Rabu, 05 Oktober 2011

The Family Jewels

Gene Simmons' Family Jewels season premiere on A&E was last night.  For some odd reason, I love this show.  I've watched every single season - usually on demand.  For those of you who don't watch it, the last season was short and very intense.  But let me back up.

Gene Simmons is the front man for the band KISS and his long time girlfriend Shannon Tweed and their two college-aged kids are the focus of the show.  The two of them have been together for a VERY long time and are not married.  Gene has a history of cheating on Shannon.  In the last season, Shannon realized that she didn't want to put up with this behavior.  In a very raw and intimate look into their lives, we see them all go to family therapy and experience how infidelity can affect a home.  At the very end of the last show, Gene proposes to Shannon.

Source

I don't know why I love this show.  I am not a particular fan of KISS but I love to watch it.  Last night's episode was hard to watch.  Shannon accepted Gene's marriage proposal.  When I first started to watch this show a couple of years ago, I loved their relationship.  I loved how easy the two moved together in a dance of love and marriage (even though they weren't married).  But then the "image" shattered of Gene and their relationship as it was revealed earlier this summer that Gene was cheating on Shannon almost constantly.  Whether his relationships with these other women were purely sexual or just "for company" I can't be for sure but it made me angry at him (which is so dumb because I don't know him, clearly).  I also got mad at her.  How could she tolerate this behavior for so many years?  Why didn't she leave him?  Part of me hopes that it is made up for TV but I don't think it is made up.  I think it is very real.

I know why this show upsets me not.  It's because it makes me uncomfortable.  As a relatively newly married woman, I can't imagine my husband cheating on me but I know that it is possible - just as possible that I could one day cheat on him.  I don't want to think about it.  But, there are times even in our early marriage that I get jealous of a female friend or other friends who are in Mark's life.  It isn't often but occasionally it does happen.  I realize that it happens when there are things going on in my life that are making me feel insecure and/or not as connected to my husband as I usually feel.

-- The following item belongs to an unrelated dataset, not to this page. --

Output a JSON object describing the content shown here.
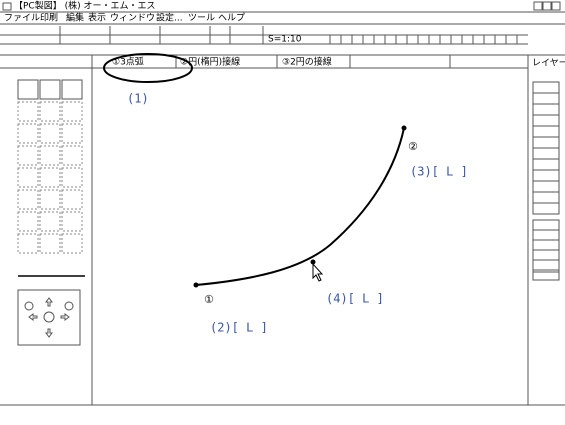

It doesn't help that two close friends recently got divorced and another friend is "the other woman."  It upsets me that friends of mine are divorced but I understand and support them.  The friend who is the "other woman" is a friendship that I struggle with and am sadly letting go, quietly.  I can't support her life choice.

Luckily, I can talk with Mark and those feelings of insecurity and jealousy quickly passes.  Marriage is hard work.  It takes time, energy and a commitment to each other to stay connected and remind each other how much we love each other.

I also realize that it is my own emotions that causes the jealousy.  In Shannon Tweed's case, it is clear that it is Gene's fault and not her own insecurities.  I hope never to be in her shoes.  I don't know what I would do especially after a long history of shared love and life that those two have and I don't blame her for not turning her back on him.  It is clear that she truly loves him.  I can see that he loves her but I don't know if he is possible to turn his back on his old ways.  I hope so.

I'll probably continue to watch to the end of the season.  I want to know that there will be a happy ending but I also acknowledge that this is reality TV and a happy ending may not be in the cards.  At least for now, there is a happy ending.  Shannon and Gene were married on October 1.

Do you watch the show?  What would you do?